Dienstleistung kommt von Dienst und Leistung. Beides scheint im Berlin der Neuzeit nur sehr schlecht zueinander zu passen. Die letzte große Entdeckung in dieser Richtung ist 30 Jahre alt – und wir müssen aus diesem Anlass ein Kränzlein winden. Wie, so bliebe zu fragen, haben sich Alte und Behinderte eigentlich zu Hause ernährt, bevor der fahrbare Mittagstisch erfunden wurde?

Es klingt ganz einfach – wenn die Idee erst einmal verwirklicht ist. Einen Bedarf erkennen, den Weg zur Realisierung prüfen, Menschen zum Mittun begeistern und anfangen.

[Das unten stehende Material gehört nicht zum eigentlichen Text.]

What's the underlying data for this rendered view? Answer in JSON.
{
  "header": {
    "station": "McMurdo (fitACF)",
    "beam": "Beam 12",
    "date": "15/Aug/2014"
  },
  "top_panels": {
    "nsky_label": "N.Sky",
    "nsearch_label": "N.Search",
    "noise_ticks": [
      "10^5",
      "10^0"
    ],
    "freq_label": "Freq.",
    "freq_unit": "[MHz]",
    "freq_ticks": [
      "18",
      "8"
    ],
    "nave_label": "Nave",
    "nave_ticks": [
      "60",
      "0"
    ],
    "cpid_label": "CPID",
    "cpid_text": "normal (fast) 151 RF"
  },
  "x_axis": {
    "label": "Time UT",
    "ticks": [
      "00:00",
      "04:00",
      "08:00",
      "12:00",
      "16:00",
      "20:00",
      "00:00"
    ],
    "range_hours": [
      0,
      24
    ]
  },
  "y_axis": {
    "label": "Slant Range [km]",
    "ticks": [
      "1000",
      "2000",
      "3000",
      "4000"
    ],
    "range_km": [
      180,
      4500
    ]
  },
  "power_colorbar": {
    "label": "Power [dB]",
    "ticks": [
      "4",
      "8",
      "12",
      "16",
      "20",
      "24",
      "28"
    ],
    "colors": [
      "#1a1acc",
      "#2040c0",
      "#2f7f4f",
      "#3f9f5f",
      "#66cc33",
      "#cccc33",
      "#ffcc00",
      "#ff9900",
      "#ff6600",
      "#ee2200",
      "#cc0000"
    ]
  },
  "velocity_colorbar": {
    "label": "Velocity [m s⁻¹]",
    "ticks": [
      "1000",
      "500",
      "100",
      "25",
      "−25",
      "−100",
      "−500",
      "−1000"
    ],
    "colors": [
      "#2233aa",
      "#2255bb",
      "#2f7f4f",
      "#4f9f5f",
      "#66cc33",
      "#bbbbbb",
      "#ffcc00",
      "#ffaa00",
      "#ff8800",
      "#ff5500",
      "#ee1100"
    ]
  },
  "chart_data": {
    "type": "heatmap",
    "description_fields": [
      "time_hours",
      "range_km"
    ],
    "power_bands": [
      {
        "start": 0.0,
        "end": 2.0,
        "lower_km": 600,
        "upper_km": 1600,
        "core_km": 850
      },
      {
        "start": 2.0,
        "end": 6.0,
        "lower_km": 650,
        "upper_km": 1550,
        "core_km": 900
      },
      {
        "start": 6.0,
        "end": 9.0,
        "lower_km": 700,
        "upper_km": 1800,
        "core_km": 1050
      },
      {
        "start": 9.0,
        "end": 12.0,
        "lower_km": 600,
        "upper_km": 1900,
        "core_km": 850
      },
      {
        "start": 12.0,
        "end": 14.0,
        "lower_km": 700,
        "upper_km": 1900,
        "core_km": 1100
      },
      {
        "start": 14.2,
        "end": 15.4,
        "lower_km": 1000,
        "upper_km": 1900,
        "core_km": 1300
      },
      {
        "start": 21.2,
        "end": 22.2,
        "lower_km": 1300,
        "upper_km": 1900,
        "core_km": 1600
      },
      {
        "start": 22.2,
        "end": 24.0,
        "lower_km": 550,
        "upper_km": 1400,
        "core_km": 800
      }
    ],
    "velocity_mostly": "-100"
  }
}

Auch wenn das Rote Kreuz damit rein gemeinnützig anfing, so ist mit der Idee doch auch Geld zu verdienen; private Mitbewerber beweisen es. Und die Pizzaboten und Burger-Bringer haben längst mit ihrem Service nachgezogen, einem Service, den jeder Berliner in Anspruch nehmen kann. Solche amerikanischen Sachen in Berlin? Unmöglich, hieß es damals, das klappt bei uns doch nie.

Von Amerika lernen: nun ja. Wie es scheint, ist unser Interesse an Leuten, die im Supermarkt den Einkauf in die Tüten stopfen, relativ gering. Können wir selbst! Doch ein wenig mehr Pioniergeist kann sicher nicht schaden in diesen Zeiten. Jener Pioniergeist, der einst das Essen auf Räder stellte.